United issued a strongly-worded statement late on Wednesday night in response to the Telegraph’s allegations.

Leeds said the paper had turned down a pre-publication request from their solicitors to provide a full transcript of the Cellino meeting as well as any related video and audio footage.

In their statement, United said: “The club has reviewed the supposed “evidence” that the Daily Telegraph have published tonight.

“At no time in this video clip has Mr Cellino suggested getting around the FA’s rules on third-party ownership of players.

“In complete contrast to what has been suggested, Mr Cellino has made a perfectly proper suggestion which is entirely consistent with the FA’s regulations, as the only parties entitled to take benefit from ownership of a player is the club itself.

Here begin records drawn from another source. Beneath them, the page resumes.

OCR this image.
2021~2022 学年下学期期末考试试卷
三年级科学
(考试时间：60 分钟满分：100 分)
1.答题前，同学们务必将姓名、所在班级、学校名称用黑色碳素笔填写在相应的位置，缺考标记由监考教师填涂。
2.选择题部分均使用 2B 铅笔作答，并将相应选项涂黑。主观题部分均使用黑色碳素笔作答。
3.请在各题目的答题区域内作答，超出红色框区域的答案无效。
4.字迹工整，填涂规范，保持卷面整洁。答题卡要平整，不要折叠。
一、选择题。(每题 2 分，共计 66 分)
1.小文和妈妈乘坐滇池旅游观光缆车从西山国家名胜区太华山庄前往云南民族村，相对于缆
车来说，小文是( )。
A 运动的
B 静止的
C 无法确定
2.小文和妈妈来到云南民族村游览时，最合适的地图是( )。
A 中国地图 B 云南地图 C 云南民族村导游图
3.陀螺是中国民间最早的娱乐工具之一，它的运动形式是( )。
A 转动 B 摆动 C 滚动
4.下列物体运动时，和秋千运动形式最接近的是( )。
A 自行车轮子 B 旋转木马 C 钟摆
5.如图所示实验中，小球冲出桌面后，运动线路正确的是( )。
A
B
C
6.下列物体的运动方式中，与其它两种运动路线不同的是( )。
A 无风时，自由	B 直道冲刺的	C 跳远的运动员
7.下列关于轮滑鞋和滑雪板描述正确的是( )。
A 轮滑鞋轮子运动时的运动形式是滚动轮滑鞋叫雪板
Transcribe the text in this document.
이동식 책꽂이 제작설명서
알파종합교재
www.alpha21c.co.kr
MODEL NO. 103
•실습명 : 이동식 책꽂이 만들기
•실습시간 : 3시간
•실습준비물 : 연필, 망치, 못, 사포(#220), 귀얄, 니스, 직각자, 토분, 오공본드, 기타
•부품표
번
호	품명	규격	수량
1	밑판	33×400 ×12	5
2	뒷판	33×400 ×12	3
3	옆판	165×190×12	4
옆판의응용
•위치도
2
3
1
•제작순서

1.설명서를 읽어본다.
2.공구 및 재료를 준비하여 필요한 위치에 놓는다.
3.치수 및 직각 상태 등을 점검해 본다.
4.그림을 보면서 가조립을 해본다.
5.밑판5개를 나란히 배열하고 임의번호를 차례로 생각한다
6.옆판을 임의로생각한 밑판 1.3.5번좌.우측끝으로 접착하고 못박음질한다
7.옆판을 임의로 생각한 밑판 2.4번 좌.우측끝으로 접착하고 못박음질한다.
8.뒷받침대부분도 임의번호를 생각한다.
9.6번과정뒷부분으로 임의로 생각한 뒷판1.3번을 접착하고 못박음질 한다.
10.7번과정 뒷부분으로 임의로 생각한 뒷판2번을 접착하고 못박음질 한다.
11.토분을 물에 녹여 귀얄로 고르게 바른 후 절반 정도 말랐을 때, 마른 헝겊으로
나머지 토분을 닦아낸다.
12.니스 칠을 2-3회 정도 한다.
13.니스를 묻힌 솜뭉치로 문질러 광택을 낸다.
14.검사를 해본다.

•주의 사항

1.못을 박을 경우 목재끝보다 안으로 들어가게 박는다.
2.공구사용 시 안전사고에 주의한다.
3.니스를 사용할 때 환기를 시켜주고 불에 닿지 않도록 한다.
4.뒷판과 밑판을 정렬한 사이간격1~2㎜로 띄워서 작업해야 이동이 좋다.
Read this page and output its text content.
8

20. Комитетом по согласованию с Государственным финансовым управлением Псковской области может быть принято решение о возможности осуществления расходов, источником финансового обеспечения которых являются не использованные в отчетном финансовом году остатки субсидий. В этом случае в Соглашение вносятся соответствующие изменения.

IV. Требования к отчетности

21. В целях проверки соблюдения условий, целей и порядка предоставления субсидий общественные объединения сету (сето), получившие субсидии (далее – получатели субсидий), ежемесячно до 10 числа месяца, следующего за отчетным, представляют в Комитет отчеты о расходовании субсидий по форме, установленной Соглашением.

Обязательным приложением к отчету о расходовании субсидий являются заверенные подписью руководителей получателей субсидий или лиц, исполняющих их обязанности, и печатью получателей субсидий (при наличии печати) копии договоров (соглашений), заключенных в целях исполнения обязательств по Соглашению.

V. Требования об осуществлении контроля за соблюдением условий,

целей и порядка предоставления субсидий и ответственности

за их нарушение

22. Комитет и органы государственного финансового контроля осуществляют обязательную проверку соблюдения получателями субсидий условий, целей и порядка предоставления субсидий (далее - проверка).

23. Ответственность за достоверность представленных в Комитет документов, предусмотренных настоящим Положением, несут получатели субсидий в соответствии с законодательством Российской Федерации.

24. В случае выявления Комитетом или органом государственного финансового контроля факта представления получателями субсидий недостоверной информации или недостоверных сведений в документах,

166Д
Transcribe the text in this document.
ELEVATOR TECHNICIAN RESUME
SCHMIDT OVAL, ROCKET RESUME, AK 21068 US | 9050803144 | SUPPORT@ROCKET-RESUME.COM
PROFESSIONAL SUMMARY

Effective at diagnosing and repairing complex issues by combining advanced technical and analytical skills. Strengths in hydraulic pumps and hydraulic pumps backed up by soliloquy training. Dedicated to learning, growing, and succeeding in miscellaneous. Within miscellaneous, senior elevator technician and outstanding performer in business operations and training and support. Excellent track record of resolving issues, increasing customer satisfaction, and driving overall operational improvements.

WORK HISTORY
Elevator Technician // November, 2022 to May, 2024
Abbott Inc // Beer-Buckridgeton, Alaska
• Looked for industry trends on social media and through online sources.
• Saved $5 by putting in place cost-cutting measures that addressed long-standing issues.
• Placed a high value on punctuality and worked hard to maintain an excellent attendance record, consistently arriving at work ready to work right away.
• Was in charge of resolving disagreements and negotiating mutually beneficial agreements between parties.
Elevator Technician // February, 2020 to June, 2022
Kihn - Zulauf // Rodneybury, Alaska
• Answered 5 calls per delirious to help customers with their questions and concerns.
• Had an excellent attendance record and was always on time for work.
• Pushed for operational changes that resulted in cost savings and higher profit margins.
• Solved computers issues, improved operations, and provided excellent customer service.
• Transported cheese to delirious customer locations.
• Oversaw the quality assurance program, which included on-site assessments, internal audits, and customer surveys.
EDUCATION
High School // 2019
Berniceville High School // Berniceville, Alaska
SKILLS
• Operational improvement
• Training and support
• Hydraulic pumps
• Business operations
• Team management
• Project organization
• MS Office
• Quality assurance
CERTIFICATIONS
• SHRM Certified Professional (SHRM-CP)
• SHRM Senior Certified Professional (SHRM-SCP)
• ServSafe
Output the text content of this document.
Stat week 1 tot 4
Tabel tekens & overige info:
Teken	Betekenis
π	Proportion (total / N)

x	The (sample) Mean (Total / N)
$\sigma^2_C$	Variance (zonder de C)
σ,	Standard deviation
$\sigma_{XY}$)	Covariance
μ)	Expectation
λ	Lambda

“If a company commits money to a club by way of investment, taking on the potential for profit but also the risk for loss, then that is a normal, everyday corporate process.

“This is plainly not a suggestion as to how to circumvent the rules, but rather, an accurate albeit concise explanation of how to operate within the confines of the rules and effectively become “the club”.

“The club intends to make no further comment on this non-story.”